The answer may be to transfer ownership to Charlotte, in whose hands there is no US exposure. But doing so requires careful use of Michael's lifetime gift and estate tax exemption, since transfers from a US citizen to a non-US spouse are restricted on an annual basis.


Michael's carried interest is a separate complexity. UK tax policy has progressively moved to tax carry as employment income rather than as a capital gain — a shift that HMRC has largely achieved. In the US, capital gains treatment is still available if the underlying investment is held for a sufficient period, though policy is evolving. "It's the most evolving area of tax law at the moment," says David Foster. "Watch this space."


If the Marriage Ends: The Divorce Dimension

Divorce between a US and UK citizen is not simply an emotional and legal event. It is a tax crystallisation event with significant complexity on both sides of the Atlantic.


In the UK, there is a three-year window from separation within which assets can be transferred between former spouses without triggering capital gains tax. Beyond that window, without a court order, transfers become taxable.


In the US, the picture is different: once the couple are no longer married, the gift and estate tax framework no longer applies. Assets transferred from Michael to Charlotte as part of a settlement are potentially subject to US tax — the US taxes transfers from US persons to foreign persons — which means the structure and timing of any settlement must be carefully planned.

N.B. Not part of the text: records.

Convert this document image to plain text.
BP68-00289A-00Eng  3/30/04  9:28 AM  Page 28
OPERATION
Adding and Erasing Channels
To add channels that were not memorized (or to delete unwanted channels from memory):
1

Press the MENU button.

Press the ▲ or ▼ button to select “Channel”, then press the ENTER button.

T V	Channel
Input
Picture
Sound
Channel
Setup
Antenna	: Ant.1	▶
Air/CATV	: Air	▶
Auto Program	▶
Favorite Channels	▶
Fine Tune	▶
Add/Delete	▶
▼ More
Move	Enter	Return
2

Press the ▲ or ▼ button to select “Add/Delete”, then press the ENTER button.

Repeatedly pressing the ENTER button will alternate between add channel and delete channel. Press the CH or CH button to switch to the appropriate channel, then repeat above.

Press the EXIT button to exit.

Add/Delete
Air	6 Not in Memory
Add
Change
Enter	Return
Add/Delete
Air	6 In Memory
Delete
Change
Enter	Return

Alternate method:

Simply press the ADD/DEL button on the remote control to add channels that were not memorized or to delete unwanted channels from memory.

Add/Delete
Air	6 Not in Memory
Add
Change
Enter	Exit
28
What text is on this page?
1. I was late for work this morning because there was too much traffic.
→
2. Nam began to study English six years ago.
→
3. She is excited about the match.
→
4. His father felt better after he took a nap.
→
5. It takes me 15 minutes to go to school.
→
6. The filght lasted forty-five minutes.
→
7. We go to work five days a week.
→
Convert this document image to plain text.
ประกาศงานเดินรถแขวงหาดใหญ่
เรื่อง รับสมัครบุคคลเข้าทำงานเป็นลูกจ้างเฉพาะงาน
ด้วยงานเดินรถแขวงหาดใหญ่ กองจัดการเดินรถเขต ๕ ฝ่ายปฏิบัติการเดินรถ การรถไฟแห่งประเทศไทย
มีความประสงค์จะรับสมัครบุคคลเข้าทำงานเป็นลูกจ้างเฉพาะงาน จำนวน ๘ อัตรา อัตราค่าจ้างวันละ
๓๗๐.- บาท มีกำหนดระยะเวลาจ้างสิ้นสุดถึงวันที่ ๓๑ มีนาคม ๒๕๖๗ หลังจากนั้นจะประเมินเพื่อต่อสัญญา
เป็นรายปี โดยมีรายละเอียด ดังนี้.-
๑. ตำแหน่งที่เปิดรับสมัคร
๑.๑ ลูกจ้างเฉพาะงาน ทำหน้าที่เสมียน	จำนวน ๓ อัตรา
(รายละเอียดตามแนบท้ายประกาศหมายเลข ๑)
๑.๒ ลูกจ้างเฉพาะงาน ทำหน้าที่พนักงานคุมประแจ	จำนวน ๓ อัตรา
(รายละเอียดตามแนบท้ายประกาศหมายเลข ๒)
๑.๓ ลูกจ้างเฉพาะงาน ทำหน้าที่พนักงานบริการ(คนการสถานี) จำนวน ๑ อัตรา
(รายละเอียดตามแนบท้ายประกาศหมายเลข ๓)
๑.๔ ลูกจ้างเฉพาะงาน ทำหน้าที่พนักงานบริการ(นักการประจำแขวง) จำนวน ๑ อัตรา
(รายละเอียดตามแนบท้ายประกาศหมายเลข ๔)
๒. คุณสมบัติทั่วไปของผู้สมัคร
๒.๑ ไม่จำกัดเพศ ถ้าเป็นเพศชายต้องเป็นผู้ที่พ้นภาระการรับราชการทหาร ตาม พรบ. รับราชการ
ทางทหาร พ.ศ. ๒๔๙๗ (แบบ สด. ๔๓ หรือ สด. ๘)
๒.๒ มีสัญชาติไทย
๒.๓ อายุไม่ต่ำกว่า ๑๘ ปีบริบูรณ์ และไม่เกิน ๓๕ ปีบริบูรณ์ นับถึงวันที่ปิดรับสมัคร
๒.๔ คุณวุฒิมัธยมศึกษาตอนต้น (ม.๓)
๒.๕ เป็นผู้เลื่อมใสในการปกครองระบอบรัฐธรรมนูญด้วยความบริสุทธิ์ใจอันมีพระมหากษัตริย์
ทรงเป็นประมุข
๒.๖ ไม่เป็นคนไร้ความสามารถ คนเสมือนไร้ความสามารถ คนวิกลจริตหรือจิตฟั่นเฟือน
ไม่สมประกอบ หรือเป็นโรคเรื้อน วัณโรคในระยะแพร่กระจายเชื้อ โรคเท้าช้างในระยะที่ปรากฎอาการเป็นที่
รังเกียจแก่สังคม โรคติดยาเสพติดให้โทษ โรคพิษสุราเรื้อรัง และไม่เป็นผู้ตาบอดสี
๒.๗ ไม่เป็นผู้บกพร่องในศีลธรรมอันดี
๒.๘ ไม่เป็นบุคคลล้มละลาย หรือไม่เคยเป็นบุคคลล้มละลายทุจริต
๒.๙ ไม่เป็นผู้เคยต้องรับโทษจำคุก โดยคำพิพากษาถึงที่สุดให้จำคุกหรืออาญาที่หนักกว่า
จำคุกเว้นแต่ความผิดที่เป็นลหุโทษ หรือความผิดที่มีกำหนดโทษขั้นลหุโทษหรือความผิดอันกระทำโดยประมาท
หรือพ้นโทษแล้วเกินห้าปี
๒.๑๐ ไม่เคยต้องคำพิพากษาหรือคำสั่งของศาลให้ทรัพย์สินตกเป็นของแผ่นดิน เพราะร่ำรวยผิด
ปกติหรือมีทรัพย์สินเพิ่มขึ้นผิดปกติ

The Delaware Family Living Trust inherited from Michael's parents adds another layer. A US trustee structure designed for domestic efficiency can become highly problematic when a UK family member is involved — particularly if Michael becomes a trustee himself, which can drag the entire trust into the UK tax net.


Pensions present their own complications at divorce. Pension-sharing orders may be workable in the UK but unrecognised in the US, creating mismatches between what the court has ordered and what is tax-efficient in both jurisdictions.


David Foster flags one often-overlooked opportunity: where Michael has historic untaxed offshore income on the remittance basis, it may be possible in a divorce context to route part of the settlement through offshore accounts in a way that brings funds onshore cleanly for the recipient, without triggering UK tax. "It's looking at all those points," he says. "And making sure they understand there might be no tax now, but a lot of these assets have still got tax buried in them."


The Team Principle

Both speakers return, at the close, to the same fundamental point. No single adviser — whether tax, legal or investment — can manage this alone. The complexity is too interconnected, too fast-moving, and too jurisdiction-specific.


"Having a team around you that really get the US/UK complexity," says Ed Johnson, "is probably my best piece of advice." The team needs to speak to each other, not just to the client.


Tax policy in both jurisdictions is shifting rapidly — from the FIG regime and the abolition of non-dom status in the UK, to the ongoing evolution of carry taxation and the direction of US policy. For a couple like the Pattersons, standing still is not a neutral choice.



David Foster is a partner in the US/UK cross-border team at EY, specialising in trust, estate and inheritance tax planning and cross-border divorce. Ed Johnson is a wealth planning professional at W1M, focusing on US-connected families and US expats in the UK. This conversation was recorded for the PCD Group podcast series.